O nome para essa forma de distribuir a libido – narcisismo -, nós o tomamos de
empréstimo de uma perversão descrita por Paul Näcke [1899], na qual um adulto
trata seu corpo com todos os mimos que usualmente são dedicados a um objeto
sexual externo. A reflexão logo sugere que, se ocorre uma fixação
da libido ao próprio corpo e à personalidade da pessoa, em vez de se fazer a um
objeto, ela não pode constituir um evento excepcional ou trivial. Pelo
contrário, é provável que esse narcisismo constitui a situação universal e
original a partir da qual o amor objetal só se desenvolve posteriormente, sem
que, necessariamente, por esse motivo o narcisismo desapareça. Com efeito,
tivemos de recordar, a partir da história da evolução da libido objetal, que
muitos instintos sexuais começam encontrando satisfação no próprio corpo da
pessoa auto-eroticamente, conforme dizemos – e que essa capacidade para
o auto-erotismo é a base do atraso da sexualidade no processo de educação no
princípio de realidade. O auto-erotismo seria, pois, a atividade sexual do
estádio narcísico da distribuição da libido. - p. 416/417;
_ Experiências dessa natureza,
em casos sempre mais numerosos, nos levaram a concluir que a paranóia persecutória é a
forma da doença na qual uma pessoa se defende contra um impulso homossexual que
se tornou por demais intenso. A mudança de afeição em ódio, a qual, conforme já
se sabe, pode tornar-se séria ameaça à vida do objeto amado e odiado,
corresponde, nesses casos, à transformação dos impulsos libidinais em
ansiedade, que é o resultado constante do processo de repressão. – p. 425;
_ A escolha objetal
homossexual situa-se originalmente mais próxima do narcisismo, do que ocorre
com a escolha heterossexual. Quando se trata, pois, de repelir um impulso
homossexual indesejavelmente forte, torna-se sobremodo fácil o caminho de
regresso ao narcisismo. Até o momento, tive bem pouca oportunidade de
falar-lhes acerca dos fundamentos da vida erótica, até onde nós os descobrimos;
e é muito tarde para reparar essa omissão.
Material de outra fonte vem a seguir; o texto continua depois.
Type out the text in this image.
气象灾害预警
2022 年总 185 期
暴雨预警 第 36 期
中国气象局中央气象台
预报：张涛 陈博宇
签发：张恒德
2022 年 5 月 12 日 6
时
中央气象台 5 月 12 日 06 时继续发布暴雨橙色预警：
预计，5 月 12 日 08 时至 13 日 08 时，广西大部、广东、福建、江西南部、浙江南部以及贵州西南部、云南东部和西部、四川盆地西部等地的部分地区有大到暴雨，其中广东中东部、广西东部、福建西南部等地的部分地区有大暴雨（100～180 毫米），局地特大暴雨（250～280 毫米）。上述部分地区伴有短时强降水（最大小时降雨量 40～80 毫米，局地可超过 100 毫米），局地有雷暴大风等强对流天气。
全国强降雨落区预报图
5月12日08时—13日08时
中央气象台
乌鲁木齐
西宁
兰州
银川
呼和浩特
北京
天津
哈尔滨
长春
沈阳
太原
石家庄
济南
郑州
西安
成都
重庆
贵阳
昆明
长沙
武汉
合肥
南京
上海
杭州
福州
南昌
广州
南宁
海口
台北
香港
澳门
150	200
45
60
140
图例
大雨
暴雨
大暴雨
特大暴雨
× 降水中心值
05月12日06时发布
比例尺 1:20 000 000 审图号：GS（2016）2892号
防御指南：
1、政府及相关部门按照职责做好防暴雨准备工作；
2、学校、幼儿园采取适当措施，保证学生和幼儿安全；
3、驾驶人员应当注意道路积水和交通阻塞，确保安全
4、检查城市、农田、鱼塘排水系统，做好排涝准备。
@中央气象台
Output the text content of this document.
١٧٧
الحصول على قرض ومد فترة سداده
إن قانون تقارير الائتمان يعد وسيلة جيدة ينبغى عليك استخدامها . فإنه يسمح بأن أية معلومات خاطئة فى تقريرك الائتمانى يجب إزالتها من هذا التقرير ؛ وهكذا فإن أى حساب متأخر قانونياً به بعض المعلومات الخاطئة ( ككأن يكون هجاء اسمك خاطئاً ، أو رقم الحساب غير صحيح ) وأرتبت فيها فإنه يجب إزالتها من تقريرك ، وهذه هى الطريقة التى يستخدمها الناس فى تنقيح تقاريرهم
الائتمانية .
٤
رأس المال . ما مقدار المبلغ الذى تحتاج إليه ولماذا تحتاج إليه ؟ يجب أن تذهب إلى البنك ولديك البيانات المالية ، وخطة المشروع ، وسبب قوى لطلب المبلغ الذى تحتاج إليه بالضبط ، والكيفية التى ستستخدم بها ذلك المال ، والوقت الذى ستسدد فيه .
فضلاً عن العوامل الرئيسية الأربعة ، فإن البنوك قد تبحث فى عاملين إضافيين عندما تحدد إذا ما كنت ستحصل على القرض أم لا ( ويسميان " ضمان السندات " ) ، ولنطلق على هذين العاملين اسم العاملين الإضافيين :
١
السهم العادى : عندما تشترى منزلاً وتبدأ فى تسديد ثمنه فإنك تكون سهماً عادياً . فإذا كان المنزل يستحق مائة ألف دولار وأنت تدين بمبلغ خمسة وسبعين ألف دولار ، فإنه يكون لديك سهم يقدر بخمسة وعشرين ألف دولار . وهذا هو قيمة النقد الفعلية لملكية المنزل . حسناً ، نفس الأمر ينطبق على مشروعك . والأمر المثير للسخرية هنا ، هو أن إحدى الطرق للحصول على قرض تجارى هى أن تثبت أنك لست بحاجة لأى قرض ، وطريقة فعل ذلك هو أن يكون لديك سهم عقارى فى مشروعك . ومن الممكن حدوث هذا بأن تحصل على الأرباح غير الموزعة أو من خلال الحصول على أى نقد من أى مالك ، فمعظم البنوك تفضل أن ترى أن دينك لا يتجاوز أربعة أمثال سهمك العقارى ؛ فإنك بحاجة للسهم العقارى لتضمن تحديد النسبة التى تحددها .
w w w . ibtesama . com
O que posso enfatizar para os
senhores, porém, é o seguinte. A escolha objetal, o passo adiante no
desenvolvimento da libido, que se faz após o estádio narcísico, pode
realizar-se segundo dois tipos diferentes: um, segundo o tipo narcísico, no qual o
próprio ego da pessoa é substituído por um outro, que lhe é tão semelhante
quanto possível; o outro, segundo o tipo
ligação, no qual
as pessoas que se tornaram valiosas, porque satisfizeram as outras necessidades
vitais, são, também, escolhidas como objetos pela libido. Uma intensa fixação
ao tipo narcísico de escolha objetal deve ser incluída na predisposição ao
homossexualismo manifesto. – p. 427;
Conferência
XXVII - Transferência
_ Aprenderam tudo quanto é essencial
a respeito dos fatores determinantes do adoecer, bem como todos os fatores que
entram em jogo após
o paciente haver adoecido. Onde darão estes lugares a alguma influência
terapêutica? Em primeiro lugar, existe a disposição hereditária. Desta não falamos
com muita freqüência, de vez que é enfaticamente ressaltada a partir de outras
direções, e não temos nada de novo a dizer a respeito. Não suponham, porém, que
a subestimamos; justamente como terapeutas, chegamos a perceber com muita
nitidez a sua força. De qualquer modo, nada podemos fazer para modificá-la;
também devemos considerá-la algo estabelecido, que põe um limite aos nossos
esforços. Depois, existe a influência das experiências do início da infância,
às quais costumamos conferir importância na análise: elas pertencem ao passado
e não podemos anulá-las. Vem, a seguir, tudo aquilo que resumimos como
‘frustração real’ – os infortúnios da vida dos quais se originam a falta de
amor, pobreza, dissensões de família, escolha mal feita de um companheiro no
casamento, circunstâncias sociais desfavoráveis, e a rigidez dos padrões éticos
a cuja pressão o indivíduo está sujeito. – p. 433;
_ Ademais disso, posso
assegurar-lhes que estão mal informados se supõem que o conselho e a orientação
nos assuntos da vida façam parte integral da influência analítica. Pelo
contrário, na medida do possível, evitando exercer o papel de menor desse tipo,
e tudo o que procuramos levar a efeito é, de preferência, que o paciente venha
a tomar as decisões por si mesmo. Também com vistas a esse propósito, exigimos
do paciente que adie para o término de seu tratamento quaisquer decisões
relativas à escola de uma profissão, encargos de negócios, casamento ou
divórcio, e que só as ponha em prática quando o tratamento estiver terminado. –
p. 435;
– Dizemos a nós próprios que
todo aquele que conseguiu educar-se de modo a se conduzir de acordo com a
verdade referente a si mesmo, está permanentemente protegido contra o perigo da
imoralidade, conquanto seus padrões de moralidade possam diferir, em
determinados aspectos, daqueles vigentes na sociedade. – p. 436;
_ Aquilo que empregamos sem
dúvida deve ser a substituição do que está inconsciente pelo que é consciente,
a tradução daquilo que é inconsciente para o que é consciente. Sim, é isso.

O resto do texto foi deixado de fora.